Following retirement in 1988 as assistant school superintendent at Melrose, Bachelder re-formed the Totem Pole big band in 1989, using several members who had played in the original iteration of the group. This band played at public concerts, private events, and provided live background music at WGBH-TV's fundraising broadcast. Although retired from administration, he continued his educational activities, teaching at Salem State College.

==Recordings==
Bachelder's hit was "TV Rhumba", released on Mood Records #1011. The record was produced by Norm Prescott as a favor to Bachelder, who was experiencing financial challenges while in college. Billboard gave favorable reviews to the side, which consisted of television show themes and commercial jingles. The other side of the single was Cheek to Cheek.

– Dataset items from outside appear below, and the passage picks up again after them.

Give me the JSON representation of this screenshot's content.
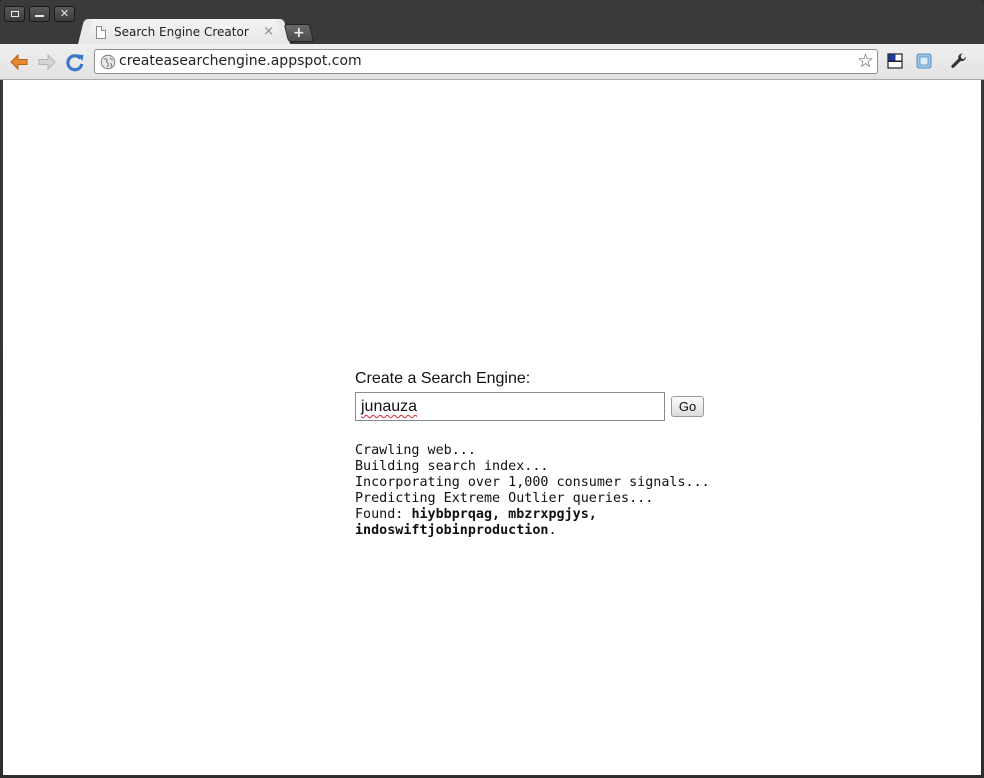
{
  "window": {
    "controls": [
      "maximize",
      "minimize",
      "close"
    ]
  },
  "tab": {
    "title": "Search Engine Creator",
    "close_glyph": "×",
    "new_tab_glyph": "+"
  },
  "toolbar": {
    "url": "createasearchengine.appspot.com",
    "icons": [
      "back-arrow-icon",
      "forward-arrow-icon",
      "reload-icon",
      "globe-icon",
      "star-icon",
      "extension-icon",
      "extension-icon",
      "wrench-icon"
    ]
  },
  "page": {
    "form_label": "Create a Search Engine:",
    "query_value": "junauza",
    "go_label": "Go",
    "log_lines": [
      "Crawling web...",
      "Building search index...",
      "Incorporating over 1,000 consumer signals...",
      "Predicting Extreme Outlier queries..."
    ],
    "found_prefix": "Found: ",
    "found_terms_line1": "hiybbprqag, mbzrxpgjys,",
    "found_terms_line2": "indoswiftjobinproduction",
    "found_suffix": "."
  },
  "colors": {
    "back_arrow": "#e8892f",
    "reload": "#3a78c9",
    "spellcheck_underline": "#d23333"
  }
}
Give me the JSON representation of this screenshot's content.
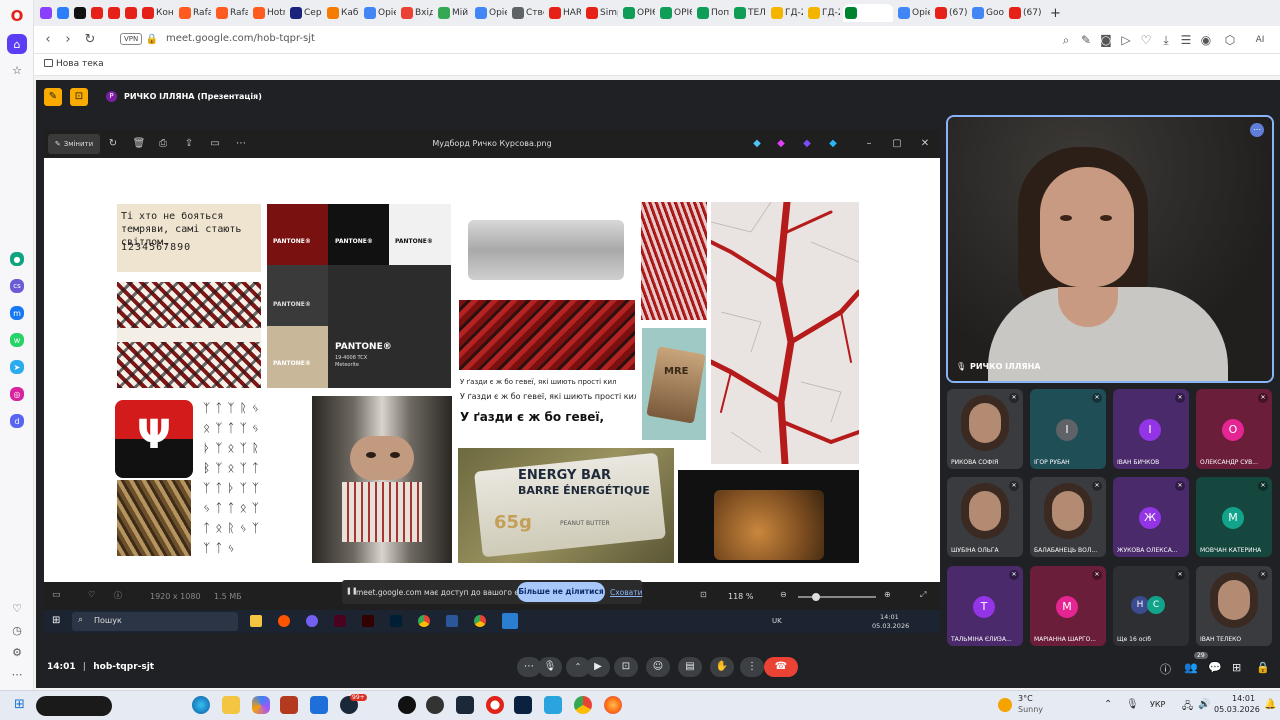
{
  "browser": {
    "tabs": [
      {
        "label": "",
        "color": "#8a3ffc"
      },
      {
        "label": "",
        "color": "#2d7ff9"
      },
      {
        "label": "",
        "color": "#111111"
      },
      {
        "label": "",
        "color": "#e62117"
      },
      {
        "label": "",
        "color": "#e62117"
      },
      {
        "label": "",
        "color": "#e62117"
      },
      {
        "label": "Конк",
        "color": "#e62117"
      },
      {
        "label": "Rafa",
        "color": "#ff5a1f"
      },
      {
        "label": "Rafa",
        "color": "#ff5a1f"
      },
      {
        "label": "Hotn",
        "color": "#ff5a1f"
      },
      {
        "label": "Сер",
        "color": "#1a237e"
      },
      {
        "label": "Кабі",
        "color": "#f57c00"
      },
      {
        "label": "Opie",
        "color": "#4285f4"
      },
      {
        "label": "Вхід",
        "color": "#ea4335"
      },
      {
        "label": "Мій",
        "color": "#34a853"
      },
      {
        "label": "Opie",
        "color": "#4285f4"
      },
      {
        "label": "Стве",
        "color": "#5f6368"
      },
      {
        "label": "HARG",
        "color": "#e62117"
      },
      {
        "label": "Simp",
        "color": "#e62117"
      },
      {
        "label": "ОРІЄ",
        "color": "#0f9d58"
      },
      {
        "label": "ОРІЄ",
        "color": "#0f9d58"
      },
      {
        "label": "Попе",
        "color": "#0f9d58"
      },
      {
        "label": "ТЕЛІ",
        "color": "#0f9d58"
      },
      {
        "label": "ГД-2",
        "color": "#f4b400"
      },
      {
        "label": "ГД-2",
        "color": "#f4b400"
      },
      {
        "label": "",
        "color": "#00832d"
      },
      {
        "label": "Opie",
        "color": "#4285f4"
      },
      {
        "label": "(67)",
        "color": "#e62117"
      },
      {
        "label": "Goog",
        "color": "#4285f4"
      },
      {
        "label": "(67)",
        "color": "#e62117"
      }
    ],
    "new_tab": "+",
    "vpn_badge": "VPN",
    "url": "meet.google.com/hob-tqpr-sjt",
    "bookmark_folder": "Нова тека",
    "ai_label": "AI"
  },
  "meet": {
    "presenter_initial": "Р",
    "presentation_title": "РИЧКО ІЛЛЯНА (Презентація)",
    "meeting_code": "hob-tqpr-sjt",
    "time": "14:01",
    "participant_count": "29",
    "main_speaker": "РИЧКО ІЛЛЯНА",
    "participants": [
      {
        "name": "РИКОВА СОФІЯ",
        "initial": "",
        "bg": "#3a3b3f",
        "avatar": ""
      },
      {
        "name": "ІГОР РУБАН",
        "initial": "І",
        "bg": "#1f4e57",
        "avatar": "#5f6368"
      },
      {
        "name": "ІВАН БИЧКОВ",
        "initial": "І",
        "bg": "#4a2a6b",
        "avatar": "#9334e6"
      },
      {
        "name": "ОЛЕКСАНДР СУВ...",
        "initial": "О",
        "bg": "#6b1e3a",
        "avatar": "#e52592"
      },
      {
        "name": "ШУБІНА ОЛЬГА",
        "initial": "",
        "bg": "#3a3b3f",
        "avatar": ""
      },
      {
        "name": "БАЛАБАНЕЦЬ ВОЛ...",
        "initial": "",
        "bg": "#3a3b3f",
        "avatar": ""
      },
      {
        "name": "ЖУКОВА ОЛЕКСА...",
        "initial": "Ж",
        "bg": "#4a2a6b",
        "avatar": "#9334e6"
      },
      {
        "name": "МОВЧАН КАТЕРИНА",
        "initial": "М",
        "bg": "#16473f",
        "avatar": "#12a48a"
      },
      {
        "name": "ТАЛЬМІНА ЄЛИЗА...",
        "initial": "Т",
        "bg": "#4a2a6b",
        "avatar": "#9334e6"
      },
      {
        "name": "МАРІАННА ШАРГО...",
        "initial": "М",
        "bg": "#6b1e3a",
        "avatar": "#e52592"
      },
      {
        "name": "Ще 16 осіб",
        "initial": "",
        "bg": "#2d2f33",
        "avatar": ""
      },
      {
        "name": "ІВАН ТЕЛЕКО",
        "initial": "",
        "bg": "#3a3b3f",
        "avatar": ""
      }
    ],
    "more_initials": [
      "Н",
      "С"
    ],
    "share_notice": {
      "message": "meet.google.com має доступ до вашого екрана.",
      "stop": "Більше не ділитися",
      "hide": "Сховати"
    }
  },
  "viewer": {
    "edit_label": "Змінити",
    "file_title": "Мудборд Ричко Курсова.png",
    "dimensions": "1920 x 1080",
    "file_size": "1.5 МБ",
    "zoom": "118 %"
  },
  "moodboard": {
    "quote": "Ті хто не бояться темряви, самі стають світлом.",
    "digits": "1234567890",
    "pantone_brand": "PANTONE®",
    "pantone_big": "PANTONE®",
    "pantone_code": "19-4008 TCX",
    "pantone_name": "Meteorite",
    "font_line1": "У ґазди є ж бо гевеї, які шиють прості кил",
    "font_line2": "У ґазди є ж бо гевеї, які шиють прості кил",
    "font_line3": "У ґазди є ж бо гевеї,",
    "mre": "MRE",
    "energy1": "ENERGY BAR",
    "energy2": "BARRE ÉNERGÉTIQUE",
    "energy3": "65g",
    "energy4": "PEANUT BUTTER"
  },
  "inner_taskbar": {
    "search": "Пошук",
    "lang": "UK",
    "time": "14:01",
    "date": "05.03.2026"
  },
  "taskbar": {
    "weather_temp": "3°C",
    "weather_desc": "Sunny",
    "lang": "УКР",
    "time": "14:01",
    "date": "05.03.2026",
    "badge": "99+"
  }
}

The record's sales were boosted by publicity from the Billboard review, but quickly fell when the Chicago Tribune detailed how WGN had banned airplay of the record because of music licensing concerns. It was also assumed that some stations would not promote the record because it contained themes from shows in competition to their own programming. Mood Records quickly announced that all copyright licensing was cleared, and that information to the contrary had been spread by other record companies.

Shows and advertisements included in the medley:
- Arthur Godfrey's Talent Scouts
- The Dinah Shore Show
- Dragnet
- Gillette
- The Kate Smith Hour
- Lucky Strike
- Martin Kane, Private Eye
- The Perry Como Chesterfield Show
- The Red Buttons Show

The record entered the Billboard Hot 100 on July 18, 1953, and stayed for three weeks, peaking at position 22. In addition to this record, Bachelder made several pseudonymous recordings on various budget albums, with titles such as "A Tribute to Glenn Miller".

==Personal life==
Bob Bachelder was married twice. His first wife was Geraldine Reid of Medford Massachusetts. He met his second wife, Elaine Pray, a kindergarten teacher, while an administrator of the school district. He had two daughters and one son.

He suffered a heart attack and developed pneumonia, the complications from which led to his death on May 5, 2015, at Lahey Hospital & Medical Center.